Passados mais de 90 anos da tragédia, muitos historiadores acreditam que o genocídio
fez parte de um processo de limpeza étnica, com a intenção de eliminar o povo armênio.
Ou seja, uma versão turca do Holocausto, que matou, segundo estimativas, entre 2 e 5
milhões de judeus. Os assassinatos foram meticulosamente planejados por um
triunvirato que estava no comando do país, formado por Mehmet Talaat, ministro do
Interior e futuro primeiro-ministro turco, Ismail Enver, ministro da Guerra, e Ahmed
Jemal, ministro da Marinha. Uma série de telegramas, tornados públicos depois da
matança, revelavam detalhes do plano de extermínio. A estratégia era diversificada, mas
a maior parte das vítimas morreu durante longas e penosas jornadas de deportação que
tinham como destino o deserto de Der-El-Zor, localizado no território sírio, naquela
época parte do Império Otomano. "Os turcos alegavam que os armênios precisavam
deixar suas casas por causa do avanço das tropas da Entente e organizavam caravanas
de morte, formadas por mulheres, crianças e idosos. Muitos levavam a chave de casa,
achando que iriam voltar", diz o professor de geopolítica James Onnig Tamdjian, de 39
anos, neto de armênios que sobreviveram ao genocídio. "No meio do caminho, os
armênios sofriam abusos. As mulheres eram violentadas, seus filhos raptados e a
maioria morria de fome, sede, doença ou frio. Os poucos que chegavam aos campos de
concentração tinham poucas chances de sobreviver."
Já os homens morriam assassinados no front de batalha da Primeira Guerra. Se antes
eles não podiam nem integrar as forças armadas turcas, agora haviam sido convocados
para se alistar no Exército. Só que não podiam pegar em armas. "Enquanto cavavam
trincheiras, eram executados pelos próprios soldados otomanos. A convocação para o
serviço militar foi um pretexto para deixar as aldeias desprotegidas", afirma Tamdjian.

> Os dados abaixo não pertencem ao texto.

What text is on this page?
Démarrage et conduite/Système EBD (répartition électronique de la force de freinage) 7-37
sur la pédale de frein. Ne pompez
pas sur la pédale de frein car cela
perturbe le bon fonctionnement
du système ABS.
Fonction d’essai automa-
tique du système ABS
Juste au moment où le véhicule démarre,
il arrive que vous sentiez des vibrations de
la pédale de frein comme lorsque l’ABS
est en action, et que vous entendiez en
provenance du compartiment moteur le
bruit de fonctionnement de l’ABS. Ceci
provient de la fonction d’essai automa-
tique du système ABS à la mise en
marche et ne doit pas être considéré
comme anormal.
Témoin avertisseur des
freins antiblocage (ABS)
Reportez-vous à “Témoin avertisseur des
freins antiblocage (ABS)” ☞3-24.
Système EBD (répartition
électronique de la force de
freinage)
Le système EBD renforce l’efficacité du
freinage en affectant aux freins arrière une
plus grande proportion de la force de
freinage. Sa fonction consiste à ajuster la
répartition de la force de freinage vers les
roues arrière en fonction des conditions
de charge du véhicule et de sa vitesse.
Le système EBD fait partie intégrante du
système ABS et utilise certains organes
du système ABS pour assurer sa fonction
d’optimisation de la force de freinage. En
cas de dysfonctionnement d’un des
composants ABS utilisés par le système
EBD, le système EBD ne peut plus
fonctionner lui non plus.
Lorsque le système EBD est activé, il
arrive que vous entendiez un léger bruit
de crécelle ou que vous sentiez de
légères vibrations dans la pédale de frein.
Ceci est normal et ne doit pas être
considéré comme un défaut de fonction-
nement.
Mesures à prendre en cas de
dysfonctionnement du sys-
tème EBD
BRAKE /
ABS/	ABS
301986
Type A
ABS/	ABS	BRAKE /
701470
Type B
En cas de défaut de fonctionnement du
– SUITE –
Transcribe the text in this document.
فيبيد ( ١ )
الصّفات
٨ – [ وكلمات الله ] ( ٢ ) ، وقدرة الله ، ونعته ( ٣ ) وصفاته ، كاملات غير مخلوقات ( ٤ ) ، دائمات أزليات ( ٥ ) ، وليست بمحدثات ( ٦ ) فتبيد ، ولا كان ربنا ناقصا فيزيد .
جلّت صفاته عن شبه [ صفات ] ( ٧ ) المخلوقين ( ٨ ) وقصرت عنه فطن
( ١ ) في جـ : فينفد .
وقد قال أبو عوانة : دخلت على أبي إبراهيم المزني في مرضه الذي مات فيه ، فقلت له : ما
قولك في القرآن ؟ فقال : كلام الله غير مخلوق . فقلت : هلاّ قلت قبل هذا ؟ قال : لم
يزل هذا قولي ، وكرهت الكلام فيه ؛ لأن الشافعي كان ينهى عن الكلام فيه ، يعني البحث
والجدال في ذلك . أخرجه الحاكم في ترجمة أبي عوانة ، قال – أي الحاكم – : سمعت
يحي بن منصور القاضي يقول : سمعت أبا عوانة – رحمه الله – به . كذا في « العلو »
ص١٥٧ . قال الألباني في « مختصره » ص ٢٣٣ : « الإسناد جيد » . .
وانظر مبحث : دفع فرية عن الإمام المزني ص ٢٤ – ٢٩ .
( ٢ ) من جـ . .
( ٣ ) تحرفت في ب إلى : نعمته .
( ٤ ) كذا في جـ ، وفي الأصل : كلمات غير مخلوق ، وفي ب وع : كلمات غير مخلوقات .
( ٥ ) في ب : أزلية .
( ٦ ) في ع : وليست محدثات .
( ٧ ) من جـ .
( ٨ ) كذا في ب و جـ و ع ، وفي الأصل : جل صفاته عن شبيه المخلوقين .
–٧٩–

Há relatos também de vilas e povoados destruídos, saqueados e incendiados pelas forças
turcas e por milícias apoiadas pelo governo central. E as atrocidades não paravam por
aí. "Muitos armênios foram queimados vivos nas aldeias. Outras vezes, a tortura
consistia em enterrar a vítima até o pescoço para, logo em seguida, cobrir o rosto com
cal virgem ou sal. As jovens armênias eram vendidas como escravas e as crianças eram
encaixotadas vivas e atiradas no Mar Negro", relata Nubar Kerimian, no livro
Massacres de Armênios. "Os padres também eram queimados amarrados em cruzes,
como Jesus, e os fetos, arrancados dos ventres das mães, jogados para o ar e aparados na
espada."
O genocídio atingiu mais fortemente as comunidades campesinas e de pequenas
localidades da Anatólia, a região montanhosa que compreende a porção asiática da
Turquia moderna. Naquela época, a Armênia Oriental, atual território da República da
Armênia, era protegida pelos russos, inimigos declarados dos turcos. Nas grandes
cidades do Oeste, como Constantinopla, a presença de estrangeiros inibia os massacres,
já que o governo otomano tentava esconder da comunidade internacional as atrocidades
perpetradas dentro de suas fronteiras. Mesmo assim, as notícias sobre os massacres
acabaram vazando e chegaram ao conhecimento de governantes de outros países, que
condenaram a ação, mas não tomaram medidas para evitar a matança.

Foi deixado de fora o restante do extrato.